I'm looking at a mustang mare that is 13.2hh but stocky. She could easily carry me (130lbs), but I just wanted to see if 13.2 would look silly? I'm 5'4". Does anyone have any pictures of them on a >14hh horse/pony? Picture is her, but I'm not sure how tall the lady riding her is. Thanks!


----------



## smrobs (Jul 30, 2008)

No, she shouldn't be too small for you. Mustangs are pretty well known for having a good sized barrel that will take up a fair amount of leg and she seems like that type. I am only slightly bigger than you and have ridden horses that were smaller than her comfortably (unfortunately, I have no pictures). She looks like a very sweet mare.

If this will make you feel any better, this is my brother (6'1") on his little 14.1 hand QH. I don't think he looks silly. He's in blue on the brown horse.


----------



## DarkBucephalus (May 29, 2011)

I don't think it's too small at all to be honest.

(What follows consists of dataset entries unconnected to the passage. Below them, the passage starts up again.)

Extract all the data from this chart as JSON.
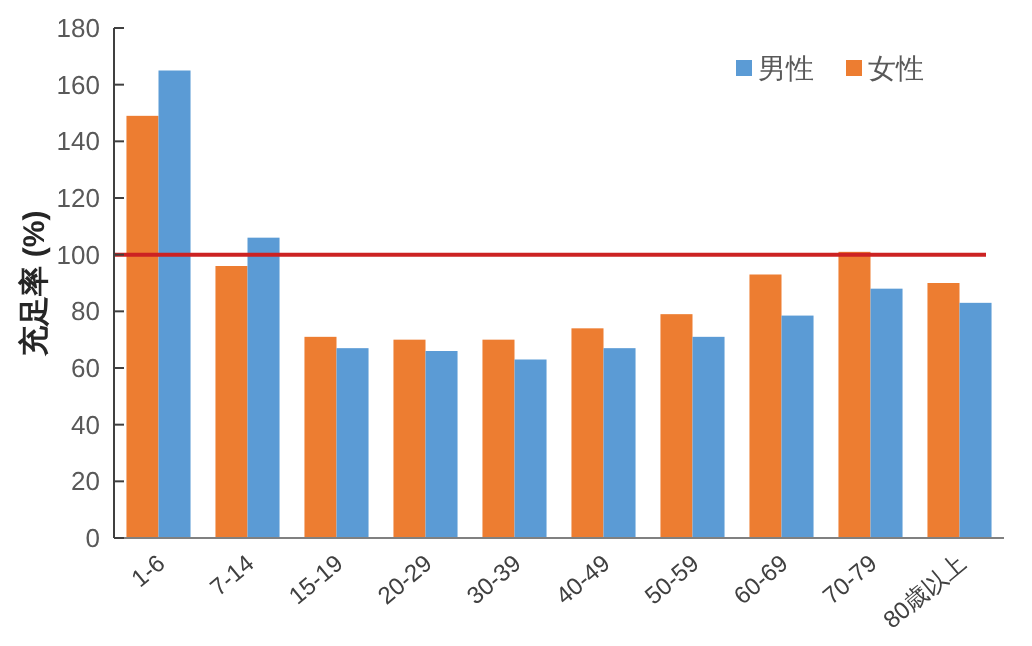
{
  "chart_data": {
    "type": "bar",
    "ylabel": "充足率 (%)",
    "categories": [
      "1-6",
      "7-14",
      "15-19",
      "20-29",
      "30-39",
      "40-49",
      "50-59",
      "60-69",
      "70-79",
      "80歳以上"
    ],
    "series": [
      {
        "name": "女性",
        "color": "#ed7d31",
        "values": [
          149,
          96,
          71,
          70,
          70,
          74,
          79,
          93,
          101,
          90
        ]
      },
      {
        "name": "男性",
        "color": "#5b9bd5",
        "values": [
          165,
          106,
          67,
          66,
          63,
          67,
          71,
          78.5,
          88,
          83
        ]
      }
    ],
    "ylim": [
      0,
      180
    ],
    "yticks": [
      0,
      20,
      40,
      60,
      80,
      100,
      120,
      140,
      160,
      180
    ],
    "ref_lines": [
      {
        "axis": "y",
        "value": 100,
        "color": "#cc2222"
      }
    ],
    "legend": "top right",
    "grid": false
  }
}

I'm 5'3 and my horse was 13HH, I didn't look or feel too tall for her (atleast imo) She felt like a really good height for my size.


----------



## maura (Nov 21, 2009)

Depends on what you want to do with her. If she's mostly to be a pleasure and trail horse, I don't think you have any concerns. If you're planning on showing; you might want to get an unbiased opinion on the fit.


----------



## Hoofprints in the Sand (Nov 23, 2008)

Here's me on my 14.1h stocky qh/paint  I'm 5'1" 115lbs, for reference.

http://photos-g.ak.fbcdn.net/hphoto...627323110691_626405690_19235555_6378966_n.jpg
_Posted via Mobile Device_


----------



## kitten_Val (Apr 25, 2007)

As long as she can carry your weight nothing wrong or funny about smaller horse (plus those chunky ones usually look bigger than they are). My qh is 14'3, I'm 5'8+. I don't think I look funny or my horse looks too small. :wink:


----------



## ItzKayley (Jun 8, 2011)

I highly doubt you would look silly on him. Horses can have 20% of their body weight on them at a time! 
I'm 5''1 and my horse is around 12.3hh. 
Here's a photo:


----------



## gigem88 (May 10, 2011)

Sounds like a good fit!


----------